Looking Back: Among Scots at Malta

From the August 1915 Record of the United Free Church of Scotland, a description of an impromptu Gaelic service on board an ammunition ship.

 

Chaplains' Work on board passing Ships

By Rev. Albert G. Mackinnon, M.A., of Greenock

A CHAPLAIN’S work is full of variety and opportunity if he is quick to seize it. As an illustration of this let me give a glimpse of the last two days.

Mr. Campbell (of Greenock) and myself started in the morning in our dghaisa to visit a fortress and hospital some distance away. As we crossed the harbour my friend’s quick eye detected the presence of a new steamer lying at anchor. She was a carrier of ammunition.

“Let us see if there are any Scots on board,” remarked my indefatigable companion.

Passes are demanded for almost everything here, and certainly for boarding a Government ship. But those who know Mr. Campbell will agree that he carries his certificate in his open kindly face, and when that is united with a strong will, it will be readily understood that the officer at the deck end of the rope ladder yielded to our sudden assault.

Mr. Campbell’s heart was delighted when he heard that there were eighteen Gaelic-speaking sailors on board. They were at a meal in the fo’c’sle at that moment, and thither we went in a blazing heat that made the iron deck seem like burning coals under our soles.

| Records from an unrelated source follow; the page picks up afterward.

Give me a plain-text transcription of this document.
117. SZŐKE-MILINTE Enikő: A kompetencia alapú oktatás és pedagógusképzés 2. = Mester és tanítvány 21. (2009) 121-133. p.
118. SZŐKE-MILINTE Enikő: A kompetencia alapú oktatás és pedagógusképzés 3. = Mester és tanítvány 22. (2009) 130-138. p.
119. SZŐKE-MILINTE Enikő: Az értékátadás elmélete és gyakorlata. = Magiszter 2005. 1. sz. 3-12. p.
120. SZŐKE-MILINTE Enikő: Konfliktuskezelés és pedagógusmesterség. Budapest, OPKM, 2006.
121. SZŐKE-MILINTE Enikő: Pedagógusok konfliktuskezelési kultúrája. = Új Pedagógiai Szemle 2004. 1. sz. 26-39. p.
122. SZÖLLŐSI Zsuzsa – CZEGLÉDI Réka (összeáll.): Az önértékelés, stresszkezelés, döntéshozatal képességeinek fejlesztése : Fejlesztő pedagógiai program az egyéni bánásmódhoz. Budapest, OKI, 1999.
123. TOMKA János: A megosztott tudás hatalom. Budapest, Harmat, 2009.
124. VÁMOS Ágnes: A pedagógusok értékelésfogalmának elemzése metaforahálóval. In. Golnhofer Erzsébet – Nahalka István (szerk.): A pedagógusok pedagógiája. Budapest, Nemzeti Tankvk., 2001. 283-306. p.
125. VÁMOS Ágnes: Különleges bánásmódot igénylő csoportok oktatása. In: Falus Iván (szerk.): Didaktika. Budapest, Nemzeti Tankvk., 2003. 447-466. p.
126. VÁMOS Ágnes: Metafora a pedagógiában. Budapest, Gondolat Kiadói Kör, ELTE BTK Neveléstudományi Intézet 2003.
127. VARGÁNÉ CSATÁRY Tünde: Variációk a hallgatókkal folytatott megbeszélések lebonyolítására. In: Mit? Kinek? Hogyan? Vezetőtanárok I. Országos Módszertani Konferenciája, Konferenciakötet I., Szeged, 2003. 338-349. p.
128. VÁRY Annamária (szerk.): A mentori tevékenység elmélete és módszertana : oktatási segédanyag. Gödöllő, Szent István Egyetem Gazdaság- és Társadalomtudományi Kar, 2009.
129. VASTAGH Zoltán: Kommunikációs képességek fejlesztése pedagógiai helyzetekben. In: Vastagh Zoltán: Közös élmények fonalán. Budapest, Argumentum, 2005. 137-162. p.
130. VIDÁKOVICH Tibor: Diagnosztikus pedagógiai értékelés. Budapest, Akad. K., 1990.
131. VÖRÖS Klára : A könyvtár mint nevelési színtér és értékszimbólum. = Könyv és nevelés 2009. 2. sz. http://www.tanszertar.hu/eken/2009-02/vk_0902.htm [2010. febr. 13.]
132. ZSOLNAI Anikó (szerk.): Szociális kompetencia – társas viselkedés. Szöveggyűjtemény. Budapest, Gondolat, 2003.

I never saw such a look of astonishment on men’s faces before as when we put our heads into the close mess-room. But it was intensified when Mr. Campbell muttered some magic words in Gaelic. The knives and forks literally dropped out of the crew’s hands in their amazement, and I saw a wondering smile break over their bearded and begrimed faces.

Of course I could only be a spectator, but I saw that my friend held them from the start. The ship was sailing at 4 p.m. but we promised to be back again at 3 p.m. and hold a service.

After lunch, again we boarded the vessel and were received most courteously by the captain and chief officer. Seats were arranged on the bridge deck, and the Highlanders were called there.

I have been at many impressive religious meetings but few have equalled this in strangeness or feeling. All about sounded the creaking of the cranes and the puffing of donkey engines with the confused noises of a ship preparing to get underway.

Suddenly an unaccustomed sound in such a place began to penetrate the din and rise above it. It was the melody of a Gaelic psalm to the tune of “Kilmarnock.” I saw the “Sassenachs” on the deck stop in their work and look up in amazement, and well they might as they listened to those eighteen men singing praise to God in their mother tongue. A very rough-looking lot a casual spectator might say. They had just been summoned from their work and came as they were. Some were bare-footed, all were perspiring and begrimed; but to Him who searcheth the heart there must have been something heavenly in that song, that wafted its message of faith from the very midst of death-dealing explosives.

Then came the prayer. I noticed that most of the men stood during it, betokening the land from which they came – Lewis. It seemed to me that as the pastor led those men near to God in their mother tongue a hush crept over the ship. Certainly the hoarse shouting and coarse words appeared to lessen. Somehow men felt that God was being worshipped there. The minister told me the text of his address; it dealt with the sheepfold and the gate. I saw its impression in the glistening of more than one eye and the moistening of more than one cheek.

The captain and chief officer showed us every kindness. Perhaps the secret of it was in the way the commander spoke of his men. “They are a splendid set of good living fellows,” he said, and maybe that was why even at a busy moment he was willing to let them have that short time of spiritual strengthening.